Technology has changed the way we approach church attendance. Online campuses are on the rise, online giving is the primary source of many church budgets, and podcast preachers have replaced pulpit preachers as sources of primary spiritual nourishment. This trend in how we do church is both encouraging and troubling. It is encouraging because God is using technology to reach people in their homes and other untraditional places. It is troubling because the overwhelming amount of biblical evidence points to one truth: Jesus wants us to be connected to a local community of faith. One of the first questions anyone new to a community asks while church hunting is “How do I find the right place for me?”
My wife and I have lived in six different cities over the past seven years. We’re both seminary trained and love Christ’s Church, so finding a great local church community is important to us. Here are some questions we have asked over the years so we don’t find ourselves becoming online parishioners or sitting in podcast pews.
1. Is this church gospel-centered?
Not all churches are centered on the gospel. Gospel-centered has become a buzzword in the Christian space. But this isn’t a new thing. The gospel has always been the gospel. It has always stood at the center of God’s redemptive plan. Some churches just happen to do it better than others. What does gospel-centered mean? The songs the church sings are vertical. The sermons have one source of hope—Jesus Christ. The biblical text—not personal opinions—drives every sermon. Every ministry in the church is saturated in the balm of grace—receiving it from God and extending it to others.

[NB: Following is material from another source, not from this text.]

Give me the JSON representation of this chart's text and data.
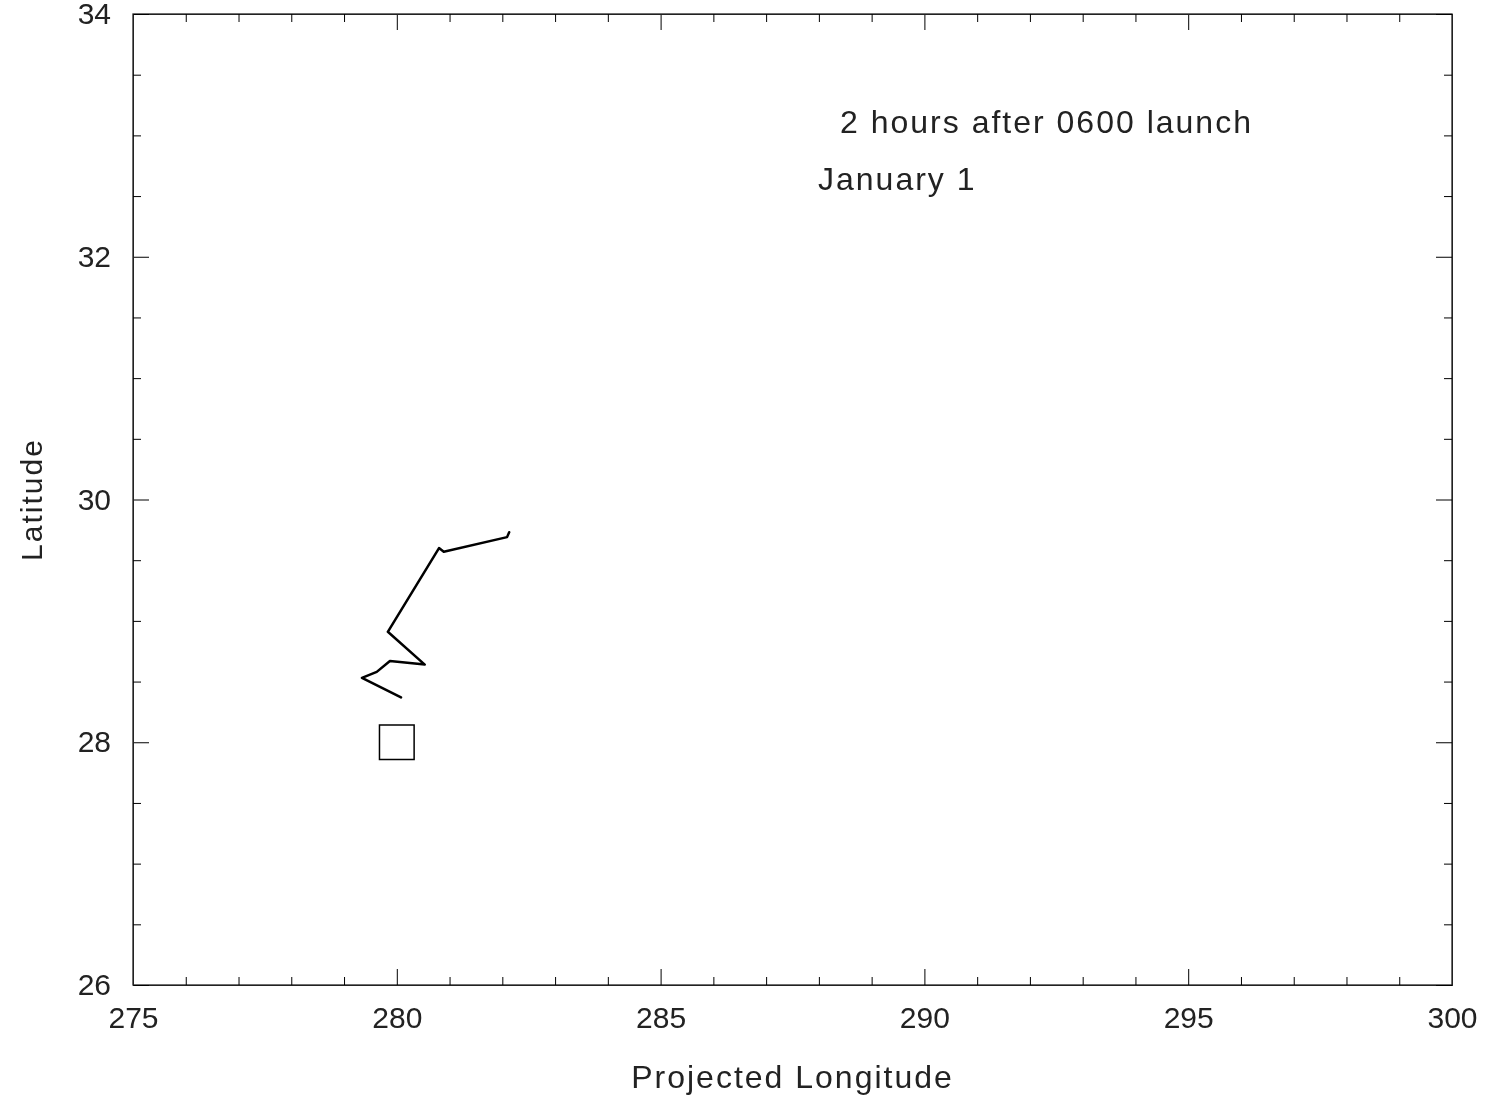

2. Is there only one hero at this church?
We like tangible heroes. So it can be easy to extol people in ways that are borderline idolatrous. There are subtle ways this happens. Have you ever experienced disappointment because the senior pastor wasn’t preaching one Sunday? This may be a sign that this person has become a hero. There’s only one hero of the Church—Jesus Christ. When looking for a local church look for signs that Jesus is the hero of that community of faith. Those signs include servant-leaders not afraid to do menial tasks and men and women in leadership who consistently point people to Jesus.
3. Is this church serious about discipleship?
Jesus had one mission statement for the church (Matthew 28:18–20). Prominently featured in that statement was making disciples. Discipleship should be a conspicuous feature of any church serious about Jesus’ call to his church. He modeled it himself, his early followers modeled it, and a local church that understands Jesus’ words does the same. What does that look like? A clearly defined discipleship process, a flourishing small group ministry, and a programmatic equipping of men and women for the work of ministry (Ephesians 4:12). Find those things and you’ve found a community serious about discipleship.
4. Is this church transparent with its members?
In today’s culture, it’s important for a local church to exhibit transparency. This starts with finances. Every church has a responsibility to steward its finances in Christ-exalting ways. Here are some questions to ask when considering transparency. How does the church report on its stewardship? Does the church have annual reports prominent and noticeable on its site? Does the church earmark and use funds for missions work? A transparent church is a transformed church.
5. Is this church involved in the community?
Many churches are commuter churches. That means the local church’s building hosts people each week who drive into the community and drive right back out of the community. This could lead to the church’s lack of community involvement. Check for signs of community involvement as you think through joining a church community. Ask local retailers their thoughts about the church. Find local non-profits and ask about the church’s volunteer work over the years. If you’re really diligent, ask local community leaders (e.g. a city councilperson) about the church’s community involvement.
6. Does the statement of faith on the website align with the statements of faith coming from the pulpit?
We live a copy and paste culture. Sadly, many churches do the same when it comes to their statement of faith. A clearly defined statement of faith pervades the church’s culture. It means that leadership has thought through the implications of the statement of faith for its local community. Do some legwork and find out if its true. If a church doesn’t have a statement of faith on its website this could be a red flag. Listen attentively to sermons to discover a clear alignment between what is written and what is said.
7. What does this church value and how does that align with my values?
Core values are huge when it comes to finding a local community. If you have small children, it’s very likely you value family and family ministries. Some churches may want to value family and family ministries, but it doesn’t work out practically. Think about the church embedded in a college town. That church will likely have more single, twenty-somethings without children, so family ministries may not be a priority. You can tell what a local church values by how much time, effort, and money it put into developing that core value. If a local church spends a significant amount of its budget building and developing its youth and children’s ministry, then you’re probably in a church that values family ministry. Discover a church’s values and you’ll have something to measure against your own personal values to see if it aligns.
These are some of the questions my family has processed over the years to help find a local church. This list isn’t exhaustive, but I hope it helps you start to think through finding a local church.